Mr Ghartey noted that in the case of the acquisition of the shares with Valley Farms, therefore, it was illegal for the Secretary, the Board or the Chief Executive to grant the approval for the transaction.

He said the Former Chief Executive, who was the Head of the Corporation and whose business was to do with petroleum, took the decision of the transaction.

The Attorney-General asserted that out of the four investments mentioned in the agreement, only one had to do with petroleum.

He said at the time that the payments were made, the law, "causing financial loss to the State" was in effect.

He argued that the entire transaction was not authorised by the statute of the State.

Mr Ghartey noted that after the three payments were made in October, November and December 1996, a letter was written to the accused, who received it and authorised the payments, but he took no steps to stop the payments.

The Defence had earlier told the Court that on the basis of evidence before it, none of the ingredients of the offences, however defined, was established and that the Prosecution had woefully failed to discharge the burden of proof.
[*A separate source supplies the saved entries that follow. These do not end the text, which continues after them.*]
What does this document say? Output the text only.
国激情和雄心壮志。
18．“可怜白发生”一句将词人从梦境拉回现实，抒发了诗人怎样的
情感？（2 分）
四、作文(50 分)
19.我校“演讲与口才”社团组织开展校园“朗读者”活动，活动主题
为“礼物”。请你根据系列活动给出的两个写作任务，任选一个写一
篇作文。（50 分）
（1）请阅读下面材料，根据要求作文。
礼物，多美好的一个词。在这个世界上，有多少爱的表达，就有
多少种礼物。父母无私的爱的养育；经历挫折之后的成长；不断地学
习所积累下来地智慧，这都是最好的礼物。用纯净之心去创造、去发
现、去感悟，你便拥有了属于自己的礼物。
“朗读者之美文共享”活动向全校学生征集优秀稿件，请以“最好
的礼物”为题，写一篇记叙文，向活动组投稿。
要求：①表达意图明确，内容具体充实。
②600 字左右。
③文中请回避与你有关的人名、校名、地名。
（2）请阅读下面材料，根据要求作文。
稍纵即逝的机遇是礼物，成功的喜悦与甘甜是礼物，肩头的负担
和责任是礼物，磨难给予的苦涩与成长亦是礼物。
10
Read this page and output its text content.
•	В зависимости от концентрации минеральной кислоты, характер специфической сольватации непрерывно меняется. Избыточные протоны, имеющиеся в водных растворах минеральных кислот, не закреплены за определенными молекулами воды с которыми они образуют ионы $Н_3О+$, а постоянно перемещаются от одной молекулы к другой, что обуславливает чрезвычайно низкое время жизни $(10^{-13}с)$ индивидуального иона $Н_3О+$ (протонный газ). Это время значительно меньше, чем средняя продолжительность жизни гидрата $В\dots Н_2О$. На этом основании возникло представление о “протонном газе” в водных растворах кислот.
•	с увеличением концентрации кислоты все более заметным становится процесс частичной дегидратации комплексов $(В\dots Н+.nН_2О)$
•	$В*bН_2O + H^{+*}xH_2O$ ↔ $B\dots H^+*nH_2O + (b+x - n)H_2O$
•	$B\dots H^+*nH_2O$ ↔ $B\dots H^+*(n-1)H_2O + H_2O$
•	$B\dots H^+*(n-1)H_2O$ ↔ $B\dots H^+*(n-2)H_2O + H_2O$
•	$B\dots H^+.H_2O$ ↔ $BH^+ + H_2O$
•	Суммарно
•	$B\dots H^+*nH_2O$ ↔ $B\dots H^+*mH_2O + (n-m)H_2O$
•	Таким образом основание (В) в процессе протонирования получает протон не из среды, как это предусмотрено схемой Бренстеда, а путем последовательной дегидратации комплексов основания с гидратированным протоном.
The Defence, therefore, called on the FTC to acquit Tsikata because the Prosecution had failed to prove the charges levelled against him.

The Defence argued that the Prosecution was engaged in sheer travesty of justice.

The Attorney-General is leading the team of prosecutors, while Major Rowland S. Agbenato (rtd) appeared for the accused. Prof. Emmanuel V.O. Dankwa (Leading Counsel) was absent from court.